By Rabbi Jesse Paikin '18
For too few short months in my final year of rabbinical school, I had the distinct zekhut to be a disciple of Rabbi Aaron Panken, z”l, our blessed teacher. As my thesis advisor, he guided me with wisdom, care, and dedication as I navigated the rich depths of the Talmud. If I can, in this brief space, capture even a glimmer of what it meant for me to learn with and from him, I hope that it may merit his memory to be for a blessing for us all.
Among all of the topic-specific material we chewed on, Rabbi Panken also taught me to be careful about overstating what the Talmud is trying to say, about the importance of not biting off more than I can chew (something my parents and teachers have been trying, mostly unsuccessfully, to get me to do since I was three years old), and about the proper placement of a colon before quotation marks. For these things alone, I owe him an immense debt of gratitude.
But it was the Talmud that drew me to studying with Rabbi Panken, and it was his passion for uncovering its eternal wisdom which inspired me every day during our year of study. With a material known for being impenetrable, esoteric, and challenging, Rabbi Panken’s gentle yet encouraging presence nurtured a spiritual practice within me. Perhaps everyone might recall the labours of a year of thesis-work, surrounded by piles of texts that greet you upon opening your eyes in the morning, and tauntingly say goodnight to you in the evening. It is true, there were many days when my to-do list seemed to grow. But through Rabbi Panken’s steadfast dedication to balance mastery of the text with an eye toward innovation, he helped me discover how the study of Talmud can be a pathway to explore our own distinct place in God’s universe.
One moment in particular stands out for me. One of the texts we settled on as a focus of study comes from Hagigah 3a-b. There, the rabbis engage in an examination of the metaphorical qualities of Torah. Discussing the flowering nature of hiddushim, and the miraculous ability for Torah to generate piles and piles of teachings from a seemingly limited canon, the rabbis ask an audacious question, accompanied by no less audacious an answer: If interpretations of Torah are limitless, how is one ever to master it all? Their answer: you have to listen to everyone.
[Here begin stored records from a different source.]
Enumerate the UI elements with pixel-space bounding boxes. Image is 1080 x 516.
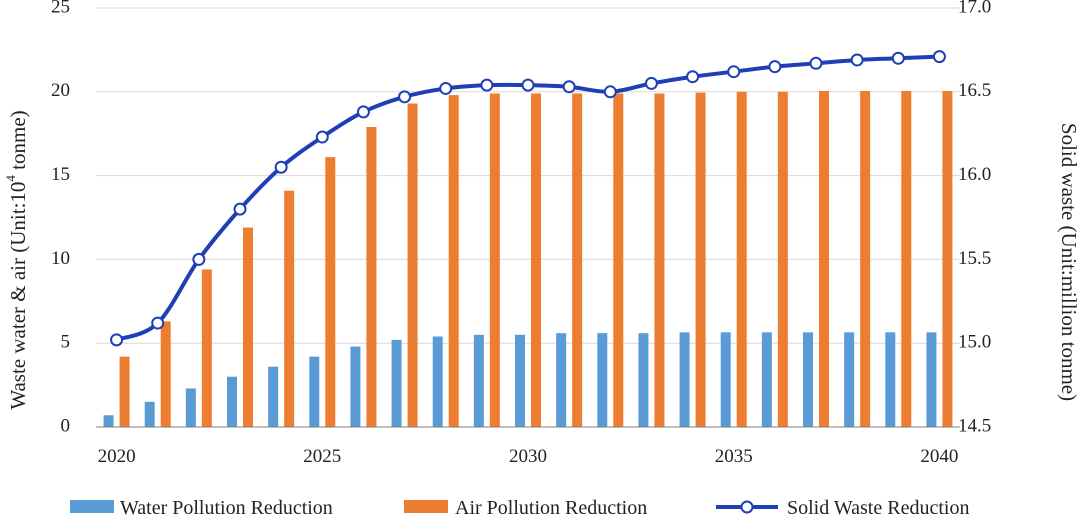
bar-water-2021: [144, 401, 155, 427]
point-solid-2027: [398, 90, 412, 104]
point-solid-2036: [768, 60, 782, 74]
bar-water-2037: [803, 332, 813, 427]
bar-air-2038: [860, 90, 871, 427]
point-solid-2037: [809, 56, 823, 70]
legend-label-air: Air Pollution Reduction: [455, 497, 647, 516]
bar-air-2031: [572, 93, 583, 427]
bar-water-2033: [638, 333, 649, 427]
bars: [103, 90, 953, 428]
bar-water-2040: [926, 332, 937, 427]
bar-air-2026: [366, 126, 377, 427]
bar-water-2031: [556, 333, 567, 427]
solid-waste-path: [115, 54, 940, 342]
bar-water-2026: [350, 346, 361, 427]
y-right-tick-label: 16.0: [958, 164, 991, 185]
bar-air-2040: [942, 90, 953, 427]
bar-air-2021: [160, 321, 171, 427]
x-tick-label: 2025: [303, 446, 341, 467]
point-solid-2020: [110, 333, 124, 347]
bar-air-2032: [613, 93, 624, 427]
y-left-tick-label: 20: [51, 80, 70, 101]
solid-waste-line: [110, 50, 946, 347]
bar-air-2039: [901, 90, 912, 427]
bar-water-2035: [720, 332, 731, 427]
bar-air-2027: [407, 103, 418, 428]
bar-air-2020: [119, 356, 130, 427]
bar-water-2027: [391, 339, 402, 427]
bar-water-2023: [227, 376, 237, 427]
point-solid-2029: [480, 78, 494, 92]
y-right-tick-label: 15.5: [958, 248, 991, 269]
y-left-axis-title: Waste water & air (Unit:104 tonme): [3, 110, 30, 409]
point-solid-2023: [233, 202, 247, 216]
bar-water-2034: [679, 332, 690, 427]
y-left-tick-label: 25: [51, 0, 70, 17]
point-solid-2026: [356, 105, 370, 119]
legend-swatch-water: [70, 500, 114, 513]
y-left-tick-label: 10: [51, 248, 70, 269]
bar-air-2034: [695, 92, 706, 427]
bar-air-2037: [819, 90, 829, 427]
y-right-tick-label: 17.0: [958, 0, 991, 17]
bar-water-2039: [885, 332, 896, 427]
bar-air-2030: [531, 93, 541, 427]
point-solid-2024: [274, 160, 288, 174]
y-right-axis-title: Solid waste (Unit:million tonme): [1057, 123, 1080, 401]
bar-air-2028: [448, 95, 459, 427]
bar-air-2033: [654, 93, 665, 427]
bar-water-2020: [103, 415, 114, 427]
point-solid-2033: [644, 76, 658, 90]
point-solid-2021: [151, 316, 165, 330]
bar-water-2036: [761, 332, 772, 427]
bar-air-2023: [243, 227, 253, 427]
y-right-tick-label: 16.5: [958, 80, 991, 101]
point-solid-2034: [686, 70, 700, 84]
bar-water-2028: [432, 336, 443, 427]
legend-marker-solid: [740, 500, 754, 514]
bar-water-2025: [309, 356, 320, 427]
y-left-tick-label: 0: [61, 415, 71, 436]
point-solid-2030: [521, 78, 535, 92]
point-solid-2039: [891, 51, 905, 65]
y-right-tick-label: 15.0: [958, 332, 991, 353]
bar-air-2029: [489, 93, 500, 427]
bar-water-2022: [185, 388, 196, 427]
bar-water-2030: [515, 334, 525, 427]
legend-swatch-air: [404, 500, 448, 513]
point-solid-2038: [850, 53, 864, 67]
bar-air-2036: [777, 91, 788, 428]
x-tick-label: 2035: [715, 446, 753, 467]
point-solid-2040: [932, 50, 946, 64]
point-solid-2022: [192, 252, 206, 266]
bar-water-2029: [473, 334, 484, 427]
bar-water-2024: [268, 366, 279, 427]
bar-air-2024: [284, 190, 295, 427]
legend: Water Pollution Reduction Air Pollution …: [70, 497, 969, 516]
x-tick-label: 2030: [509, 446, 547, 467]
legend-label-solid: Solid Waste Reduction: [787, 497, 969, 516]
bar-air-2022: [201, 269, 212, 427]
y-left-tick-label: 15: [51, 164, 70, 185]
bar-water-2032: [597, 333, 608, 427]
y-left-tick-label: 5: [61, 332, 71, 353]
y-right-tick-label: 14.5: [958, 415, 991, 436]
point-solid-2035: [727, 65, 741, 79]
point-solid-2031: [562, 80, 576, 94]
bar-air-2035: [736, 91, 747, 428]
grid-lines: [96, 7, 960, 344]
bar-air-2025: [325, 157, 336, 427]
x-tick-label: 2040: [920, 446, 958, 467]
point-solid-2032: [603, 85, 617, 99]
x-tick-label: 2020: [98, 446, 136, 467]
legend-label-water: Water Pollution Reduction: [120, 497, 333, 516]
bar-water-2038: [844, 332, 855, 427]
point-solid-2025: [315, 130, 329, 144]
point-solid-2028: [439, 81, 453, 95]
You must open your heart and attune your ears to hear the statements – even those that are contradictory – of your teachers, and your ideological and philosophical opponents. Only then can you truly be said to be a student of Torah.
How’s that for a message of truth desperately needed today?
What I didn’t know in selecting this text is that it was already one of Rabbi Panken’s favourites. I only learned after his death that it had appeared on many of his course curricula and was a regular source of inspiration for him. But rather than mould my learning through his hands, he allowed me to encounter the text on my own terms, with fresh eyes, attuned ears, and an open heart. Rabbi Panken, in learning this text with me, himself embodied its wisdom with such clarity. Through this seemingly small act, he taught me what it meant to be a rabbi and teacher – one who makes room for many to approach our tradition, hears the interpretations of others first, and who delights in learning from all.
I said that it was my zekhut – my honour and privilege – to learn from Rabbi Panken. The word zekhut comes from the word zakh, meaning pure and clear (itself a term used to describe Moshe Rabbeinu’s leadership). Rabbi Panken was truly a pure and clear soul – a teacher without pretense, a leader full of honesty and integrity, a servant of God, whose outsides matched his insides with such clarity. With each and every opportunity I have to study and teach Talmud for the rest of my life, I will always carry with me his example of what it means to be zakh. May his righteous memory be for a blessing.